Poetic lyrics paint with emotion and say a lot. Alliteration and poetic nuances to songwriting can give us a less analytical and more soulful style of expression. We can then edit in ways that use the best of the poetic clay we unearthed, but then add shape and clarity. Then it's time to step back and see if what we have is a cohesive verse, whether more abstract or more literal, that works. If not, we craft the art a little further until it does. I think it's good to be adventurous with words. We can always tame them down if we go too far, and sometimes that’s the only way to know that we’ve reached far enough. The shallow pond is comfortable, but it is the depths of the unexpected that will always call us to explore. Tap the poetic well, it is deep with possibilities.

Hooks favor the bold.

In writing hooks, I’ve found that really, really stretching and pushing for new ways of looking at things is so key to progressing as a songwriter. To do this, we first have to recognize when we haven’t stretched enough. After that, it’s on us to do the imaginative thinking that might lead to a unique angle and hook to an idea. Maybe it’s a surprising perspective, maybe it’s an unexpected word or phrase used to apply to something in a way you’ve never heard it applied to. Maybe it’s a fictional story that has characters and happenings that take the listener to an interesting scenario, relatable but imaginative.
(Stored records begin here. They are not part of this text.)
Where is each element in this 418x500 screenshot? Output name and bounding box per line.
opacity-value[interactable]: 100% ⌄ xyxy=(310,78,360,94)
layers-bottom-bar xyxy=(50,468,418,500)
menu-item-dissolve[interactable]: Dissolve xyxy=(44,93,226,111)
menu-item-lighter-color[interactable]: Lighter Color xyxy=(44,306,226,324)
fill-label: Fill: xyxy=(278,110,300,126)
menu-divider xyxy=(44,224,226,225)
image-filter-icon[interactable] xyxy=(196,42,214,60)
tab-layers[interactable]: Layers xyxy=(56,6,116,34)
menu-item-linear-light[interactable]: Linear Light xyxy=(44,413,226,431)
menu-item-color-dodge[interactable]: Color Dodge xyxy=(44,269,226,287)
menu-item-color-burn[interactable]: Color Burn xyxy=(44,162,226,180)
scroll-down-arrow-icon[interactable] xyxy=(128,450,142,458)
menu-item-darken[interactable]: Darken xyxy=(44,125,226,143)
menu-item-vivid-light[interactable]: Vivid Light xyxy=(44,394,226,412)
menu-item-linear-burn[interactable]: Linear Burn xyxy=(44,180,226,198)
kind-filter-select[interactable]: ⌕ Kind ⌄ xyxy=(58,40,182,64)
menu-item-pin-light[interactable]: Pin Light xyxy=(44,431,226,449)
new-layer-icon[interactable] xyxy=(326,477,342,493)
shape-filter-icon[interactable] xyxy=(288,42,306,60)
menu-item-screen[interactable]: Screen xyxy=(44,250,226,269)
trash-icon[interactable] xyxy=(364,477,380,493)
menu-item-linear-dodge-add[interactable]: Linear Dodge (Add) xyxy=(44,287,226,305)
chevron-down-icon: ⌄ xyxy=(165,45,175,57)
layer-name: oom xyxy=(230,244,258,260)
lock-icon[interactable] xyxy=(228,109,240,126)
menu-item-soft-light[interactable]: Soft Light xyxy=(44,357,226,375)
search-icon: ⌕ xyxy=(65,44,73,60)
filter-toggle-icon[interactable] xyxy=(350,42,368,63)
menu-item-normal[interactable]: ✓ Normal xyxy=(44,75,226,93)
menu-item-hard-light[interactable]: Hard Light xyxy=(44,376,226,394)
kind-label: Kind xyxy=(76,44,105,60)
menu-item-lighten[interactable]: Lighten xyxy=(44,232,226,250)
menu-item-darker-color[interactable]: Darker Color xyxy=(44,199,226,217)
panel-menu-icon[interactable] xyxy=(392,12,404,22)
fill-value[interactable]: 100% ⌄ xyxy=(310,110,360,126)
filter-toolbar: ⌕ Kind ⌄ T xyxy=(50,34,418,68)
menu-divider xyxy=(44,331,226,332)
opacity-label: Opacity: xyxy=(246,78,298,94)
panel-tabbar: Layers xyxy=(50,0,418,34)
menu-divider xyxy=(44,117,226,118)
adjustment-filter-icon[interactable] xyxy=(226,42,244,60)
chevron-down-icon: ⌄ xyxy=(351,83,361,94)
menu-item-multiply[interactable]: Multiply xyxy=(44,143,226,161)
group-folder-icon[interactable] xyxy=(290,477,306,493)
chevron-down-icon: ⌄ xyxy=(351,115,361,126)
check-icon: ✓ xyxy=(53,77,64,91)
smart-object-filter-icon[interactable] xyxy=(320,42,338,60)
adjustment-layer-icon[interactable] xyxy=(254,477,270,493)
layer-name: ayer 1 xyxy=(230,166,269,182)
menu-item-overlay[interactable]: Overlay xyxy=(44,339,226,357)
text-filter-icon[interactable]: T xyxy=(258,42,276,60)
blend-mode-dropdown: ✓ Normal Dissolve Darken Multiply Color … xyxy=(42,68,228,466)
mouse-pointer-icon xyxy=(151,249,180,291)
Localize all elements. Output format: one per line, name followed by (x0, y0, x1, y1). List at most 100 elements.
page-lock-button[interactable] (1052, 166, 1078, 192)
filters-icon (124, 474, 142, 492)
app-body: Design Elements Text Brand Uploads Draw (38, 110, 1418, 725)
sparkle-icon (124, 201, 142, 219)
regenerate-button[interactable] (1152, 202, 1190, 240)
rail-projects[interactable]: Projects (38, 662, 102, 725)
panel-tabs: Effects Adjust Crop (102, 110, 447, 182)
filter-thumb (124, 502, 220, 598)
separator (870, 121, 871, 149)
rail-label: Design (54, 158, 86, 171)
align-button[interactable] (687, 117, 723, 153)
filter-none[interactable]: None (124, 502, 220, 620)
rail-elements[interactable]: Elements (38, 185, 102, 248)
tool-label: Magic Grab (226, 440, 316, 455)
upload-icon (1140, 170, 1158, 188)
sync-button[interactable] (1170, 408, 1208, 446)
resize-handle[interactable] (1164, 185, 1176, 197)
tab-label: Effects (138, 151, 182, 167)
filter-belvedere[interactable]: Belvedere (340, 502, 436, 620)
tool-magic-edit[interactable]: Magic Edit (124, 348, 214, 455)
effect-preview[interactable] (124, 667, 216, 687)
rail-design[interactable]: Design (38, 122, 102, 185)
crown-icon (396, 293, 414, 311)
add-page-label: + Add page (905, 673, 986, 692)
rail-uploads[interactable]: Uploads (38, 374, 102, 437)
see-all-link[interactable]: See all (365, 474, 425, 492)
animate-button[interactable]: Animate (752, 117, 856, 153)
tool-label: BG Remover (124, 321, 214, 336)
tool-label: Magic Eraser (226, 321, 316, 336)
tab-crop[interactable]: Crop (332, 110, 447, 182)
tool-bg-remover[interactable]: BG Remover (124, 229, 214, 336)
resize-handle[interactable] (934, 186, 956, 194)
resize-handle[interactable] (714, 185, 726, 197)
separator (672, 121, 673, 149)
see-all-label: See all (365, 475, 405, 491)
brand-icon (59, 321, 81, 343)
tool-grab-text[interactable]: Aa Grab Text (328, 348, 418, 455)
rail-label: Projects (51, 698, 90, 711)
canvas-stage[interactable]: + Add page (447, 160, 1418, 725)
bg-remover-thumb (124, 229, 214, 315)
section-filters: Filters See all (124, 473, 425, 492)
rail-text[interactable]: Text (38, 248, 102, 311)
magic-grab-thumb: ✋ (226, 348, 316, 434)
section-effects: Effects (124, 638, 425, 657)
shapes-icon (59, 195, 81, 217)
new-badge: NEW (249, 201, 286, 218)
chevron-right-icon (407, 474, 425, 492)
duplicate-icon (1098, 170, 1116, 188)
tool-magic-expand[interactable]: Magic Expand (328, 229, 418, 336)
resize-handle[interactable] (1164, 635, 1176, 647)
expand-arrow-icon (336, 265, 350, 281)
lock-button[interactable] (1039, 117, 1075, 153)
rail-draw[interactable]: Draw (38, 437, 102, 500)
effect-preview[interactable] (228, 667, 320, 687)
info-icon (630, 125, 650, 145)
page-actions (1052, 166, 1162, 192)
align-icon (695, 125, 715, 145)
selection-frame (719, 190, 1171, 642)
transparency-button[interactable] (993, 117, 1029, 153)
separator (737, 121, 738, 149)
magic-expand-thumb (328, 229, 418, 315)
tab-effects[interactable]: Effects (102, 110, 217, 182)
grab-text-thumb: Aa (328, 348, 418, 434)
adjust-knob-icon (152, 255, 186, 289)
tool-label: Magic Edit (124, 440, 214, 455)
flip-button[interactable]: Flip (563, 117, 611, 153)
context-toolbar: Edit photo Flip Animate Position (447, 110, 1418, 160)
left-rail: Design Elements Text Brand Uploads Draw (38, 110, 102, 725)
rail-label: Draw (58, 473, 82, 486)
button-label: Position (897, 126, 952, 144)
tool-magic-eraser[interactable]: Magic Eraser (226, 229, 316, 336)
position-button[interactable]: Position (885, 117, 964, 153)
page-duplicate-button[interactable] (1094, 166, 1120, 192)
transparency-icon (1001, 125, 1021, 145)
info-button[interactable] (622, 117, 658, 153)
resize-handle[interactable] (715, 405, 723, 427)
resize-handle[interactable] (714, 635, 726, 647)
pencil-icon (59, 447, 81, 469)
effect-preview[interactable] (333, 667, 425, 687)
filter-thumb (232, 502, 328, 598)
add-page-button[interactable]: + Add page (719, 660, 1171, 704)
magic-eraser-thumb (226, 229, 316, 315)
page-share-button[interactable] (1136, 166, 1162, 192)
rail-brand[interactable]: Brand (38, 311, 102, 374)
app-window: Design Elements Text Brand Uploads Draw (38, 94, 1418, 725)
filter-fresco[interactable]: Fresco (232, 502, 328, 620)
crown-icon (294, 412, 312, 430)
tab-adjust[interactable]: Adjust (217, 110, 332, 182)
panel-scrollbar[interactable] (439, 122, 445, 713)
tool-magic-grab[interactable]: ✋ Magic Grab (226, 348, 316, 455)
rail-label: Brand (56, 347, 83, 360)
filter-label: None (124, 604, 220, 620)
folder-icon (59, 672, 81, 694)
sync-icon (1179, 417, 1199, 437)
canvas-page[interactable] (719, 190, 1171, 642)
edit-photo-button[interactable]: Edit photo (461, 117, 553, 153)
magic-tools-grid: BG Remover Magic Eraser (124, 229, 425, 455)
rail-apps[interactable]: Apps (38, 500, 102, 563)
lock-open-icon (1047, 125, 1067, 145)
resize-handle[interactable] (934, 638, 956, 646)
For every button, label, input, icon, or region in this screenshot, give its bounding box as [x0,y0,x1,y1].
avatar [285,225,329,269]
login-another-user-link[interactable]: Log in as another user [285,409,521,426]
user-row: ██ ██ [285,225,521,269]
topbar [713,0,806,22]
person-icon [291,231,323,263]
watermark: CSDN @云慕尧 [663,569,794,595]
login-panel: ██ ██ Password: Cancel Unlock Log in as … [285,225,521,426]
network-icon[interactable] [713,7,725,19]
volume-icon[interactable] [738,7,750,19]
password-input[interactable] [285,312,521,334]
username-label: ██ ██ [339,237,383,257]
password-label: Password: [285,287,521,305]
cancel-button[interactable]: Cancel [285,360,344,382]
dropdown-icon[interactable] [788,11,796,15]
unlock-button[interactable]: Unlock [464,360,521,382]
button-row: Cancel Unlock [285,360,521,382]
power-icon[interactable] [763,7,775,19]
Genres have much to do with hook styles. Country music can be much more about telling stories, but vibe and emotional texture is found there as well. In Pop music, we may need more vibe, less literal story, but again there are exceptions. Expanding our songwriting into new genres may require some artistic control of our expression at first. That is the craft. We just can’t lose the art and originality in the process. That will always be what’s most important at the end of the day.


In writing lyrics, I've found that it's not just being good with words that matters most. It is having a closeness to words and their nuances. Another important factor in lyric writing is not in what words say, but how words sing. A word or phrase can feel very different depending on the melody that delivers it. It doesn't change the words, but melody will greatly affect their mood, and the meaning that comes across. Developing a sharp ear for how words feel in a melody is a real strength when it comes to writing great songs. It keeps us pushing and not settling for a word that may say what we want to say, but it is not feeling how it needs to feel.


Songwriting is a dynamic process. Songwriters should delve into those dynamics and get to know them more fully. In this way, we get closer to the music, and closer to some of that song magic waiting to be found.